Anche nel caso del suo altrettanto disgraziato piano Chequers era stato così: lì per lì parevano tutti d’accordo, le hanno dato il sostegno che le ha permesso di uscire davanti al plotone di flash e microfoni da amnistiata.

È IL «TORY STYLE»: di persona strette di mano, non sia mai che il sangue sporchi le suppellettili. Le coltellate arrivano dopo. Tanto poi ci sarà il dibattito in Parlamento, dove semplicemente non ha i numeri, succube com’è dell’aiuto peloso del Dup e di qualche laburista eterodosso.

Poi, nel primo pomeriggio, Jacob Rees-Mogg, l’arci-brexittiere signorotto di campagna che parla come il duca di Westminster e colleziona pigiami di tweed confezionati da mani britanniche muliebri e virtuose, ha vibrato il colpo finale.

Ha messo in moto il meccanismo con cui i Tory decidono di aprire una corsa interna alla leadership scrivendo una lettera di sfiducia a May. Ce ne vorranno altre quarantasette, ma ora che il Rubicone è stato varcato, è probabile che quel numero sarà presto raggiunto. Rees-Mogg nega, ma implicitamente la sua è già una candidatura a leader. Un golpe legale.

NON È DETTO naturalmente che questo ponga fine al tormento (anche un po’ all’estasi è lecito sospettare a questo punto) di S. Theresa. È uno sfacelo, mentre Bruxelles guarda e aspetta, ma è l’unico che abbiamo.

Proprio per questo, nonostante il governo crivellato di dimissioni, May resta dov’è. Il dibattito parlamentare di ieri mattina è stato particolarmente feroce. Un’aula incattivita, popolata da deputati dal sonno arretrato che avevano passato la notte in bianco ponderando le umiliazioni contenute nelle 580 pagine dell’accordo presentato loro qualche ora prima. Non si era mai vista una leader attaccata da ogni quartiere (soprattutto il suo) difendere stancamente e ripetitivamente per tre ore un argomento così unanimemente osteggiato e respinto.

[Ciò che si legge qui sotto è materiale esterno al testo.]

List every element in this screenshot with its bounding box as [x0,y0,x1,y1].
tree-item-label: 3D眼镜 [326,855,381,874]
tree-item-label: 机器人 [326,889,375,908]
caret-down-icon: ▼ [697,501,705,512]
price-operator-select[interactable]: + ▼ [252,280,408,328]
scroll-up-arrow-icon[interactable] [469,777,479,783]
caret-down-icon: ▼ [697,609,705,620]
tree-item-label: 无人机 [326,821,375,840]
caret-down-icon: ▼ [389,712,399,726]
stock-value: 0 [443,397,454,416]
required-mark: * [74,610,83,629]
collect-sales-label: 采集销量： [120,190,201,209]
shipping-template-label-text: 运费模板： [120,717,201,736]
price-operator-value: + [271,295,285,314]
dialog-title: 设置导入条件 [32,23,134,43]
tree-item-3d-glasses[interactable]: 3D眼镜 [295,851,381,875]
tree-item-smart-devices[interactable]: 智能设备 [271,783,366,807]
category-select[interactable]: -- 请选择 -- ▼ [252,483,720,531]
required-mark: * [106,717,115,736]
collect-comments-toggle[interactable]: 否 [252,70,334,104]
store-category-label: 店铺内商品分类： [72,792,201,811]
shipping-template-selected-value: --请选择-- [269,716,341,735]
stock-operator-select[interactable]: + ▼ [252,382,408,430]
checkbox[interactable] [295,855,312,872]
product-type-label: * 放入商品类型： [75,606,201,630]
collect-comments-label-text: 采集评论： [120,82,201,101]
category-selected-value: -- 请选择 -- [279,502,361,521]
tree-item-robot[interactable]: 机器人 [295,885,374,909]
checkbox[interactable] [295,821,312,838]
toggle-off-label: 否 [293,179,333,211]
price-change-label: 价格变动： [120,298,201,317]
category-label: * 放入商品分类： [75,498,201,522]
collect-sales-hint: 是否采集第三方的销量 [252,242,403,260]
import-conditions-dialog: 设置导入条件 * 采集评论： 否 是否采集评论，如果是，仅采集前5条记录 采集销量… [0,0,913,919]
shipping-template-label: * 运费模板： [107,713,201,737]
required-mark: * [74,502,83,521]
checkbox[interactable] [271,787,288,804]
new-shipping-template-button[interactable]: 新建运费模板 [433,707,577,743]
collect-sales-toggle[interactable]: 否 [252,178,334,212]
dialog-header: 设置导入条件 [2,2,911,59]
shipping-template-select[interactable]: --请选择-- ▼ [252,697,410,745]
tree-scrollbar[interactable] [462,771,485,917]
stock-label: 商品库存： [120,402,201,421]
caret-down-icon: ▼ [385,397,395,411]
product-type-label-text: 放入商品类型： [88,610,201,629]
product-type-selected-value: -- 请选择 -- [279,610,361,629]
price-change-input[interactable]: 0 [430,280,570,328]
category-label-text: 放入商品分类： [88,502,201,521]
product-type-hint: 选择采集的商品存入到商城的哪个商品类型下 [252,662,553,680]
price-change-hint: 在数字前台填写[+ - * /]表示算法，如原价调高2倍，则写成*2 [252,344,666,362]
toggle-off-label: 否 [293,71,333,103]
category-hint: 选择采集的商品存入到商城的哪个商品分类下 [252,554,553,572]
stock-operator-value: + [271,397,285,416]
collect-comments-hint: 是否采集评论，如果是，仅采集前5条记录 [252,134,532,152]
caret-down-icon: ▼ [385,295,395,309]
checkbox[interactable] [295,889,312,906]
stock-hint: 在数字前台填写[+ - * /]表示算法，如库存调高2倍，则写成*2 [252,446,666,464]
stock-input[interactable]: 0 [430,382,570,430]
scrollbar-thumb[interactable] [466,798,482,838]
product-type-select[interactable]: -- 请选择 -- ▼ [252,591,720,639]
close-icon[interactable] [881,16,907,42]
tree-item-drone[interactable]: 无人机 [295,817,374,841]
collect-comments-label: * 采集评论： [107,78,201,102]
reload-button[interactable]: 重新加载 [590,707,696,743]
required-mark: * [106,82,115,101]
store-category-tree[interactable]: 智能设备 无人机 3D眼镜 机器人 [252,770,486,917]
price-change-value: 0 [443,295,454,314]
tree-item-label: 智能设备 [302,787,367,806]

Infine, la sera, May ha convocato una conferenza stampa, dove ha ripetuto ai giornalisti, pronti a un crollo nervoso in diretta, esattamente quello che aveva ripetuto la mattina in aula: questo è il migliore accordo possibile, l’unico che soddisfa la volontà popolare, ci permette di controllare le nostre frontiere e leggi, interrompe la libera circolazione delle persone, è nell’interesse nazionale, il popolo britannico si è pronunciato, non ci sarà mai un altro referendum perché quelle cose le fanno in Europa, eccetera. May è la leader più debole nella negoziazione più dura. Questo è il paradosso della sua insostituibilità che accompagna la saga Brexit di suoi inizi. Nominerà altre mezze figure nei posti rimasti vacanti e andrà avanti perseverando nella disperata scommessa che al momento del voto in parlamento la paura di un governo Corbyn, l’unica cosa capace di unificare il suo spregevole partito, lo guarisca dall’autofagia.